Researchers have developed a method to predict how much pain people are feeling based on functional MRI (fMRI) scans, which could pave the way for an objective quantification of pain rather than relying on a patient’s self-reported level of pain, according to research published April 11 in the New England Journal of Medicine.
“If our findings are extended to clinical populations, brain-based signatures could be useful in confirming pain in situations in which patients are unable to communicate pain effectively or when self-reports are otherwise suspect,” wrote Tor Wager, PhD, of the University of Colorado, Boulder, and colleagues.
A total of 114 participants were involved in a series of studies designed to assess thermal pain and distinguish it from social pain. In the first study, Wager and colleagues used a machine-learning analysis to identify a neurologic signature of fMRI activity associated with heat-induced pain. The pattern of activity included the thalamus, the posterior and anterior insulae, the secondary somatosensory cortex, and the anterior cingulate cortex, among other regions. In three subsequent studies, the authors tested sensitivity and specificity of the signature in a new sample, assessed specificity relative to social pain induced by viewing a photo of an ex-romantic partner, and assessed responsiveness of the measure when a pain reliever was administered.
The authors reported the method demonstrated a sensitivity and specificity of 94 percent or more in discriminating painful heat from nonpainful warmth, pain anticipation and pain recall in the first study group, with similar success in the second sample group. The neurologic signature discriminated between physical and social pain with a sensitivity and specificity of 85 and 73 percent, respectively. The pain relief agent was able to substantially reduce the signature response.
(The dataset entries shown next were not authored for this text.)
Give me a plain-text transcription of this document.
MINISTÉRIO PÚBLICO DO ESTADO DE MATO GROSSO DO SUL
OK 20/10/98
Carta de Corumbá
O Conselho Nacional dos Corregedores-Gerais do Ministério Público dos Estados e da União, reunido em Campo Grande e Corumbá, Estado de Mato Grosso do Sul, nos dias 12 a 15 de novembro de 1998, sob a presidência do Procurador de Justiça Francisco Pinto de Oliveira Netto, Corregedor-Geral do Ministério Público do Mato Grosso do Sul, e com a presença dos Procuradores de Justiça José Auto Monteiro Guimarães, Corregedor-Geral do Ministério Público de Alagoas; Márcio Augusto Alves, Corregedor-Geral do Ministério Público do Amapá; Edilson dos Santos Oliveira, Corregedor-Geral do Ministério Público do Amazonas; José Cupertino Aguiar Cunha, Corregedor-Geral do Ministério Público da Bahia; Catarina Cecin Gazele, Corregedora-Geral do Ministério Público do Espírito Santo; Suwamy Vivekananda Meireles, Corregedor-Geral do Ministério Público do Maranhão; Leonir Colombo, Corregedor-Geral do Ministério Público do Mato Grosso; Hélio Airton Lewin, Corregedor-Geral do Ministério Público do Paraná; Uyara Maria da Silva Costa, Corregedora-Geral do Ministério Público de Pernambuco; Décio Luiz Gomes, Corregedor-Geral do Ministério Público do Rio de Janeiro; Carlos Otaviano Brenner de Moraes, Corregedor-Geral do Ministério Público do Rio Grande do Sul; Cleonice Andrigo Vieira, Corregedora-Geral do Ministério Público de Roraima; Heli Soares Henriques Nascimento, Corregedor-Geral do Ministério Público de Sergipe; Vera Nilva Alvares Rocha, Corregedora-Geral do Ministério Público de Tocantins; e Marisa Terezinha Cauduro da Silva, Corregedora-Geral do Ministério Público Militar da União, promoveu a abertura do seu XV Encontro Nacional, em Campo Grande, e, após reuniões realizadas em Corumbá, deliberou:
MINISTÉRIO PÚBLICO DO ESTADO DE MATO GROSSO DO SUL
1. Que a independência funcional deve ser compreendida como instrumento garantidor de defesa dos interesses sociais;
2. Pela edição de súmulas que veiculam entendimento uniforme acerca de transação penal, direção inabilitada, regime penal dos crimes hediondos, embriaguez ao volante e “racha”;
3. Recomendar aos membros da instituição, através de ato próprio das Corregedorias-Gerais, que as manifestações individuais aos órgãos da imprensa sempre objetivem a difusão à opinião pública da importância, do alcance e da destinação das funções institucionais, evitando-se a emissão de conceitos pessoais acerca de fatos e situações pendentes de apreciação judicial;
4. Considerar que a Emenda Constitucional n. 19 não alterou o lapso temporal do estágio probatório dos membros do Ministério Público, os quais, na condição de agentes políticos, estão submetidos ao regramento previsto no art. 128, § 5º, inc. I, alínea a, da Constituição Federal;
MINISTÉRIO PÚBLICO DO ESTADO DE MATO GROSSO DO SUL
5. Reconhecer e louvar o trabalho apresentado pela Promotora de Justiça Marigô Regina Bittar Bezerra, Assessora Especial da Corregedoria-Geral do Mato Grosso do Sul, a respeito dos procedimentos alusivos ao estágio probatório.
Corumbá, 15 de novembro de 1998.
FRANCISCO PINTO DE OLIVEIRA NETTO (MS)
“Such signatures could also help identify functional neuropathologic disorders that may underlie or confer a predisposition to chronic pain, even in the absence of overt structural lesions,” wrote the authors. “More broadly, brain-based signatures could accelerate the identification of neurophysiological subtypes of pain and intermediate markers for treatment discovery.”
In an accompanying editorial, Assia Jaillard, MD, PhD, of Grenoble University in Grenoble, France, and Allan H. Ropper, MD, of Brigham and Women’s Hospital in Boston, acknowledged the promise of the pain research, noting the lack of objective measurements for pain and the limitation of clinical instruments like the visual-analogue scale.
Some measure of hesitation is required, though, as the study had a few limitations, wrote Jaillard and Ropper. Only cutaneous pain, and not pain in the context of disease, was studied, and the photograph of an ex-partner used to elicit social pain is an uncertain stimulus. They called for further studies in more diverse clinical circumstances.
“The studies conducted by Wager and colleagues serve as an example of how functional neuroimaging may help clinicians assess clinical symptoms, such as somatic and emotional pain, that were previously thought to be impenetrable,” wrote Jaillard and Ropper. “Being doctors, though, we may ultimately have to acknowledge that ‘pain is pain’ and can be reported only by the patient.”